Maryland energy regulators approved two offshore wind farm projects to be built off the state’s coast.
The projects by U.S. Wind Inc. and Skipjack Offshore Energy would have a combined 368 megawatts of capacity with 77 turbines at least 14 miles off the coast, Maryland’s Public Service Commission said.
They would be the second and third utility-scale offshore wind farms in United States waters, after the Block Island Wind Farm opened last year off Rhode Island’s coast with five turbines.
“We have taken great care to ensure that this decision maximizes economic and environmental benefits to the state while minimizing costs to Maryland ratepayers,” PSC Chairman Kevin Hughes said in a statement.

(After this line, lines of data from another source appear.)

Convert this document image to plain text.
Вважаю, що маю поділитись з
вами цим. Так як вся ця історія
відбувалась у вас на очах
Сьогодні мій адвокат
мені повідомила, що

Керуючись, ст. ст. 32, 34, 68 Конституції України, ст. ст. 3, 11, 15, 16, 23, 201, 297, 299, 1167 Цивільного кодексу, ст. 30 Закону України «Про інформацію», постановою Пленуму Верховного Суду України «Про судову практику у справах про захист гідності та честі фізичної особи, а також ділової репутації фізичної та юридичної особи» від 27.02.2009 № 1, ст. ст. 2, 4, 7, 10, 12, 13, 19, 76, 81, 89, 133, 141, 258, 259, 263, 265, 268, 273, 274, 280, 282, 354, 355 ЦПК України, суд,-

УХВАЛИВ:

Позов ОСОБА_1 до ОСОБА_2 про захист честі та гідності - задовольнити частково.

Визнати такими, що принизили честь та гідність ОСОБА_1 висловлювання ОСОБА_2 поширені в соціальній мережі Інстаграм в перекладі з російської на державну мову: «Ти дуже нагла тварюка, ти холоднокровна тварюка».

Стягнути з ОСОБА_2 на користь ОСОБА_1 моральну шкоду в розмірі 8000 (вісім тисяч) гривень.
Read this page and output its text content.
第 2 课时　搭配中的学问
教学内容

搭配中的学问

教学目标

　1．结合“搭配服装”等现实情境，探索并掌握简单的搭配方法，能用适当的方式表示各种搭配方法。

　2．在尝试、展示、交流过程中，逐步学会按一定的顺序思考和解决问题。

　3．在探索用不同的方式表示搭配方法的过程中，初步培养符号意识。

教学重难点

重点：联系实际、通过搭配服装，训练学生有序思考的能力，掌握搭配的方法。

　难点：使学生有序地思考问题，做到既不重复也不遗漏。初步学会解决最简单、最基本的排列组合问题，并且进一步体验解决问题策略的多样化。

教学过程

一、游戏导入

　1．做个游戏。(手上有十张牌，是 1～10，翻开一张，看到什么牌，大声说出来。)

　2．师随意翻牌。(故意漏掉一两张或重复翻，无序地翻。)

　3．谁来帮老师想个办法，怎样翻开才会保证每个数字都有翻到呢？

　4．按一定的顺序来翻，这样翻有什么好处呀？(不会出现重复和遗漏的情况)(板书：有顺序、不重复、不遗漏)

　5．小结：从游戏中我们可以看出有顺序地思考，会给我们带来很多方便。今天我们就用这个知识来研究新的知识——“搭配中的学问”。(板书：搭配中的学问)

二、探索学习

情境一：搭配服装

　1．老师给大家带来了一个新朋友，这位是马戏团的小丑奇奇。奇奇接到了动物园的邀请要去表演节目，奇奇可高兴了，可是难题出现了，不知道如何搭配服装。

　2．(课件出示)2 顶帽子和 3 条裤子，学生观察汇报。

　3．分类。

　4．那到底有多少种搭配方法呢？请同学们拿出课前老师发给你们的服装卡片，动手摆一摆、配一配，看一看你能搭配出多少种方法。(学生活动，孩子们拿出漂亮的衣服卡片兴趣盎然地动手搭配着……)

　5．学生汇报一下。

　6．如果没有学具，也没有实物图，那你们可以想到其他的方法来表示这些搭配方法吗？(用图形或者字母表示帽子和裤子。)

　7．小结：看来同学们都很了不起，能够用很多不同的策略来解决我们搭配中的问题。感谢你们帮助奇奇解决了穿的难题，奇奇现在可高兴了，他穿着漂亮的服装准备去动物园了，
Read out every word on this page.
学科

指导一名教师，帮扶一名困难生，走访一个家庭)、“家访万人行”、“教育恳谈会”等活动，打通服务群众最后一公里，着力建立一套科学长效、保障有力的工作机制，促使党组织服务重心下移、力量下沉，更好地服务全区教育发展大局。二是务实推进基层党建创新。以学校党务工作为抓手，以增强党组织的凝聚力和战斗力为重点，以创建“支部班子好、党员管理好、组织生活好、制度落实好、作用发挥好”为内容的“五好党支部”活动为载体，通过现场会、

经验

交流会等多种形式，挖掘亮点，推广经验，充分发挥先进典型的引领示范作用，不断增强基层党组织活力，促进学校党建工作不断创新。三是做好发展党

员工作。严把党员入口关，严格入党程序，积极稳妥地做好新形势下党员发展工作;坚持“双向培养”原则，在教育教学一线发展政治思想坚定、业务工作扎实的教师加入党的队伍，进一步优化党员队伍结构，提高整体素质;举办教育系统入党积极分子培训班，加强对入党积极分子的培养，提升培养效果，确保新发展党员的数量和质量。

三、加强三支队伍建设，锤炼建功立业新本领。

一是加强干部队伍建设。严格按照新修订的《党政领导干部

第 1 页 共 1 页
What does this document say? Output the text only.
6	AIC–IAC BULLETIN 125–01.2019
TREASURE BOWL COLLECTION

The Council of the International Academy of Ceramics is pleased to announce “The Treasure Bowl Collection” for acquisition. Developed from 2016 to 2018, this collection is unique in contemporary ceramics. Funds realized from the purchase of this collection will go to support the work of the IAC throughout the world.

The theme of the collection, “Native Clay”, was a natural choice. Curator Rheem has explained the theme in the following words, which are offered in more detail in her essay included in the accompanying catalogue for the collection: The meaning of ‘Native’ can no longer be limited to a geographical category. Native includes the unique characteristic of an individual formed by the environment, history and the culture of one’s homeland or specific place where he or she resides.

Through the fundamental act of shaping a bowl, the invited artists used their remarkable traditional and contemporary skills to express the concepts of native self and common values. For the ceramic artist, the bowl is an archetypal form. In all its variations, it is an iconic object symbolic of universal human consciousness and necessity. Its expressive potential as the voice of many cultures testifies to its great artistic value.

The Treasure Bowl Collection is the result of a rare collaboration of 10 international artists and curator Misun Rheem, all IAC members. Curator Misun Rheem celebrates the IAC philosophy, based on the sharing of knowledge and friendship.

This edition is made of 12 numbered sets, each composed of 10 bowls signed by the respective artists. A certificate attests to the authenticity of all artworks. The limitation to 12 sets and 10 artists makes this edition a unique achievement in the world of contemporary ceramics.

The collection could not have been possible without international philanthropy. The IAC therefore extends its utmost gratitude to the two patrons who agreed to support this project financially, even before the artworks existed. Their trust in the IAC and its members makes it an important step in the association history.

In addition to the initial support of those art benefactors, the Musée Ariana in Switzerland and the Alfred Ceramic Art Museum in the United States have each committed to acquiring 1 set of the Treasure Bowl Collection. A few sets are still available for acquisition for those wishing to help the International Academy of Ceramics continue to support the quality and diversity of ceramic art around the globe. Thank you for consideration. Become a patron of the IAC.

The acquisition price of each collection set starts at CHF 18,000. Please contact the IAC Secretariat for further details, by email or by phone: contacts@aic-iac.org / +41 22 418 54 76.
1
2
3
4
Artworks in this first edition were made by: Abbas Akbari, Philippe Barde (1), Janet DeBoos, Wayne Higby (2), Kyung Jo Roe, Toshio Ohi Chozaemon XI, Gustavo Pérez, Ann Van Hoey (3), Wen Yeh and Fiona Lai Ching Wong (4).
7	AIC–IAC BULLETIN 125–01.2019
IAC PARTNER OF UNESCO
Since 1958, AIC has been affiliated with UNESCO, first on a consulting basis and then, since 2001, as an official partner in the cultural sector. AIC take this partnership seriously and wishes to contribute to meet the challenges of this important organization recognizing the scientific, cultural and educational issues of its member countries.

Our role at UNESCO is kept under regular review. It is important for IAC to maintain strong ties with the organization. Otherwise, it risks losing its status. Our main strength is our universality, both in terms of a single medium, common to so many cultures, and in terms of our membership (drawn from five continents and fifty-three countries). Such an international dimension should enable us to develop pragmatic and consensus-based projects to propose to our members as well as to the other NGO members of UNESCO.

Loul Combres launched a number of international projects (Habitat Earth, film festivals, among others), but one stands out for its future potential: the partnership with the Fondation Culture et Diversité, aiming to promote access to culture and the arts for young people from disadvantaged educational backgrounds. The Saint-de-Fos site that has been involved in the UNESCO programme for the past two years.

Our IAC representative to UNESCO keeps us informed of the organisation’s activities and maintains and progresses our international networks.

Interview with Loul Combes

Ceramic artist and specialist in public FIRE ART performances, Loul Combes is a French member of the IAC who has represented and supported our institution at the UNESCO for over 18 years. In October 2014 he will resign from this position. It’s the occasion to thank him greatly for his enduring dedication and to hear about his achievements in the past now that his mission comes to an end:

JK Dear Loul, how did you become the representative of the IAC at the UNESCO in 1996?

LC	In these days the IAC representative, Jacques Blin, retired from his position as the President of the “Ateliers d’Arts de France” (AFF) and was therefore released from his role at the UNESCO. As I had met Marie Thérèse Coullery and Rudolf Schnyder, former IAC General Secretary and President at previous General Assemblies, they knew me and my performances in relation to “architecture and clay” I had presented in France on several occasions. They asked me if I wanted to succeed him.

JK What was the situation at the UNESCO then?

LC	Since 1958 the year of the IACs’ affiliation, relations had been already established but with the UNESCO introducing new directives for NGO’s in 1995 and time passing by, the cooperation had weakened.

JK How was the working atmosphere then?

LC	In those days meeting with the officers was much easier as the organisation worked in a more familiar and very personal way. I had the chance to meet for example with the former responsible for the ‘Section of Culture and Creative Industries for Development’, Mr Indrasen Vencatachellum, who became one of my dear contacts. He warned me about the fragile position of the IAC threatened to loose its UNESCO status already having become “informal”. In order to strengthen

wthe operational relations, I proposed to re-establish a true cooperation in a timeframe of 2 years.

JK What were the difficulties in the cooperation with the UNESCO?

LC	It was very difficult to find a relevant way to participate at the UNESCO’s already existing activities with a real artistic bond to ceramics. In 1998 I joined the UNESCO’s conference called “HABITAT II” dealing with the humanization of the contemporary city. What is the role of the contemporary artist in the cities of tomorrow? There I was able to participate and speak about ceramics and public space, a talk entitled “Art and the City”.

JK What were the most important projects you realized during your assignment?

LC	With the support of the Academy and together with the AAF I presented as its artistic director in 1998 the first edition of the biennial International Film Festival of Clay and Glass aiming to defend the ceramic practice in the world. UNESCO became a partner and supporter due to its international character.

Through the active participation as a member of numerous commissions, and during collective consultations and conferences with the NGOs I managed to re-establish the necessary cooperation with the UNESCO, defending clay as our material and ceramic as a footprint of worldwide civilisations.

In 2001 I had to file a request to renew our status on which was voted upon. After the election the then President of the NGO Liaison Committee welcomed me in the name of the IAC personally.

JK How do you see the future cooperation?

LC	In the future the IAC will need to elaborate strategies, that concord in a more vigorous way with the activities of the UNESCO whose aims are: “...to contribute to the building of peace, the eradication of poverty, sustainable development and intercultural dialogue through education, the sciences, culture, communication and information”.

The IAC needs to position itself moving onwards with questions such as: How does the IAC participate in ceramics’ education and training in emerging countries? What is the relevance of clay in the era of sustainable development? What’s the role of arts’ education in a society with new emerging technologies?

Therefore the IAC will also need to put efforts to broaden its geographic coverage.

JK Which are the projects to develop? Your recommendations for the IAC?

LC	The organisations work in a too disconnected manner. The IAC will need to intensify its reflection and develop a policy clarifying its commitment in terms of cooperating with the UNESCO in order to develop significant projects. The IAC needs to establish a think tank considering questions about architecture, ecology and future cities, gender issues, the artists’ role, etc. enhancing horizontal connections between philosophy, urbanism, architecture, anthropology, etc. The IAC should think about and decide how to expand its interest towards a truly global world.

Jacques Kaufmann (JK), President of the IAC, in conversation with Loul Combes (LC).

“I believe this decision creates tremendous opportunities for Maryland,” PSC Commissioner Michael Richard said in the statement.
“It enables us to meet our clean, renewable energy goals using energy generated within the state while conditioning our approval on holding project developers to their promises of creating jobs and spurring economic growth.”
PSC’s approval allows the companies to sell renewable energy credits of $131.93 per megawatt-hour the farms generate for 20 years. The body expects residential electricity rates to rise $1.40 per month due to the approvals.
U.S. Wind is a subsidiary of Renexia, an Italian renewable energy company that has won numerous federal auctions for offshore wind rights in the United States.
Skipjack is a unit of Deepwater Wind, the same company behind the Block Island project that opened last year.
Officials in Ocean City, Md., a tourist destination near the planned wind farms, have been concerned throughout the planning process that the turbines would be unsightly and reduce tourism and have pushed for them to be as far away from the shore as possible.
Ocean City Mayor Rick Meehan told the Baltimore Sun he’s worried by the plans that were approved.
“It appears this visual impact is much greater than what was originally anticipated,” he said. “Wherever we have the opportunity, we will certainly make our case for relocating these particular projects to be further off shore.”